Как он ни напрягал зрение, разглядеть их не удавалось.

— Вон они. Вон лес, а вон облако, извольте посмотреть между ними.

Иван Петрович ничего не увидел.

— Самое время им. До Благовещенья ведь меньше недели.

— То-то и оно.

— Ну, трогай!

Возле лужи Мишка соскочил с подножки и проверил дорогу, снова залез обратно, и экипаж благополучно выехал на прудовую плотину в саду, поднялся на аллею, проехал мимо погреба и прачечной, откуда лилась вода, и бойко подкатил и остановился у крыльца. Чернышевская коляска только что со двора отъехала. Из дома сейчас же выбежали слуги: мрачный старый Данилыч с бакенбардами, Николай, брат Мишки, а также мальчик Павлушка; а следом за ними вышла девушка с большими черными глазами и красными руками, обнаженными выше локтя, с точно такой же обнаженной шеей.

— Марья Ивановна, Марья Ивановна! Куда же ты идешь? Матушка твоя забеспокоится. Успеешь еще, — послышался позади голос толстой Катерины.

Но девушка не обратила на нее никакого внимания; точно так, как и ожидал ее отец, она взяла его под руку и посмотрела на него странным взглядом.

— Скажи, папа, ты причащался? — спросила она, как бы с испугом.

— Да. Ты выглядишь так, будто боишься, что я такой грешник и не смог причаститься.

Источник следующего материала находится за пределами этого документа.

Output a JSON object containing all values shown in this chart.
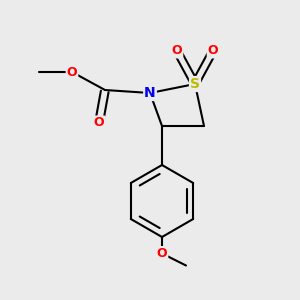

Девушка, по-видимому, была задета шуткой отца в столь торжественный момент. Она тяжело вздохнула и, следуя за ним, подержала его руку, которую поцеловала.

— Кто здесь?

— Молодой Чернышев. Он в гостиной.

— Мама встала? Как она себя чувствует?

— Маме сегодня лучше. Она сидит внизу.

В проходной комнате Ивана Петровича встретили няня Евпраксея, приказчик Андрей Иванович и землемер, который жил в доме для размежевания земель. Все они поздравили Ивана Петровича. В гостиной сидели Луиза Карловна Тругони, уже десять лет бывшая другом семьи, гувернантка-эмигрантка, и шестнадцатилетний молодой человек Чернышев со своим французским учителем.

ДЕКАБРИСТЫ

ТРЕТИЙ ОТРЫВОК

(Вариант первой главы)

2 августа 1817 года шестой департамент Правительствующего Сената вынес решение по делу о спорной земле между экономическими крестьянами села Излегощи и Чернышевым в пользу крестьян и против Чернышева. Это решение стало для Чернышева неожиданным и тяжким бедствием. Дело тянулось пять лет. Оно было начато поверенным богатого села Излегощи с его трехтысячным населением и выиграно крестьянами в Уездном суде; но когда по совету стряпчего Ильи Митрофанова, дворового человека, купленного у князя Салтыкова, князь Чернышев перенес дело в Правительство, он выиграл его, к тому же излегощские крестьяне были наказаны арестом шести человек, оскорбивших землемера.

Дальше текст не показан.